In the first half of 2024, insurance business saw steady growth, with increases across life, property, and health insurance orders. Coupled with loose monetary policies, financial institutions’ lending and product sales are expected to enter a prosperous cycle.
6. FXI (China Large-Cap ETF)
Tracks the FTSE China A50 Index, covering the top 50 Chinese A-share companies by market cap, similar to the “0050” in China. The index mainly consists of financial and consumer sectors, offering stability but lacking technological growth momentum.

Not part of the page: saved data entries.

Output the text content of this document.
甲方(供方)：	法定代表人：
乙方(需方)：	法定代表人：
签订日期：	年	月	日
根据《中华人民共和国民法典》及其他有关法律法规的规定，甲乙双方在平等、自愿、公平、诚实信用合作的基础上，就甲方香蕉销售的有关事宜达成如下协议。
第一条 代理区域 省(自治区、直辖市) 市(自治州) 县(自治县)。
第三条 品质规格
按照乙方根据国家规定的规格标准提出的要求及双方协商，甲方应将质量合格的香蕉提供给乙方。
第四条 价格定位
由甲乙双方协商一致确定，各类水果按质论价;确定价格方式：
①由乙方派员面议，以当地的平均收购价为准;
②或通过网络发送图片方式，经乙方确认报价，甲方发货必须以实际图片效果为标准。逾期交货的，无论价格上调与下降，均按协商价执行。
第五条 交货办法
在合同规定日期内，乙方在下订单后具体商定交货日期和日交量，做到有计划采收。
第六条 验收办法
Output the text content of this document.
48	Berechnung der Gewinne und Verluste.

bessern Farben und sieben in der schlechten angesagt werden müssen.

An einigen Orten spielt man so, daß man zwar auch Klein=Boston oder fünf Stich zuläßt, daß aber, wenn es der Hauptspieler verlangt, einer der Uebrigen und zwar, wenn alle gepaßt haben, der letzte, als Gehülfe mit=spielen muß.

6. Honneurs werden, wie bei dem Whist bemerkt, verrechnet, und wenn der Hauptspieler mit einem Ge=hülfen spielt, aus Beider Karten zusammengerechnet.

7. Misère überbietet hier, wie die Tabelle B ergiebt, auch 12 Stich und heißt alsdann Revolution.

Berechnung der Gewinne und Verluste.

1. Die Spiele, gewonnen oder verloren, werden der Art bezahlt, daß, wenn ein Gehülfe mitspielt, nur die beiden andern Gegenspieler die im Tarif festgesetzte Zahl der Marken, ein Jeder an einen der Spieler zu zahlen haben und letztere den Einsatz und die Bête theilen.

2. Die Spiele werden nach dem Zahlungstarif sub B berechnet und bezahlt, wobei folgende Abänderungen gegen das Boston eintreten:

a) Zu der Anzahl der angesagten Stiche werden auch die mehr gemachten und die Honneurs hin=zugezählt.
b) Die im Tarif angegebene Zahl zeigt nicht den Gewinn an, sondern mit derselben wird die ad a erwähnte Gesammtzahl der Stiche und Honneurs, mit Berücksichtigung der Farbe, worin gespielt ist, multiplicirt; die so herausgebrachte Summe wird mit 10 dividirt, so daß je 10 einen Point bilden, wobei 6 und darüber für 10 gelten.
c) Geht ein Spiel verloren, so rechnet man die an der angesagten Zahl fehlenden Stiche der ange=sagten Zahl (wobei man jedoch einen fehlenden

7. KWEB (CSI China Internet ETF)
This ETF focuses on Chinese tech giants, holding about 50 companies with over 60% concentration in the top 10, including Alibaba (9988.HK), Tencent, Meituan, JD.com, Pinduoduo, etc. It is a must-have for investors optimistic about China’s tech prospects.
8. Hang Seng China 50 Index
Represents the top 50 Chinese mainland companies listed in Hong Kong, including more tech firms than FXI, better reflecting the new growth drivers of China’s economy.
9. Hong Kong 50 Index
Reflects the local economic situation in Hong Kong, suitable for investors optimistic about Hong Kong market development.
Comparison of Three Main Channels for Mainland-Hong Kong Stock Investment
Taiwan Broker-Dealer Proxy Trading
Advantages: Can be done in Taiwan, supports TWD currency exchange, convenient operation.
Disadvantages: High fees (starting from 0.3%~1%), quote delays of about 15 minutes, trading items limited by Taiwan’s financial regulator.
Suitable for: Investors with ample funds who do not mind higher costs.
Overseas Brokers
Advantages: Low transaction fees, rich trading tools, real-time quotes.
Disadvantages: Cross-border fund transfer required (time-consuming and costly), must trade in local currency (A-shares in RMB, Hong Kong stocks in HKD, US stocks in USD).
Suitable for: Experienced investors willing to handle the process and seeking low costs.
Contracts for Difference (CFD)
Advantages: Lowest fees, most diverse trading options, long and short positions, flexible leverage.
Disadvantages: No actual stock ownership, cannot participate in shareholder meetings; leverage risks must be carefully managed.
Suitable for: Short- to medium-term traders seeking flexibility and low costs.
Quick Reference for Key Trading Rules
A-shares Investment Restrictions:
Hong Kong Stocks:
US Stocks:
Best Timing for Mainland-Hong Kong Stock Investment
With frequent favorable policies, ample liquidity, and renewed overseas capital inflows, a clear signal emerges: the investment window for Mainland-Hong Kong stocks is opening. Compared to conservative A-share investors, capturing the growth of Chinese Concept Stocks and Hong Kong stocks offers greater opportunities to benefit from this wave.
Choosing suitable investment channels, doing thorough research, diversifying holdings of leading stocks and index ETFs, are the right strategies for steady participation in the Mainland-Hong Kong stock market.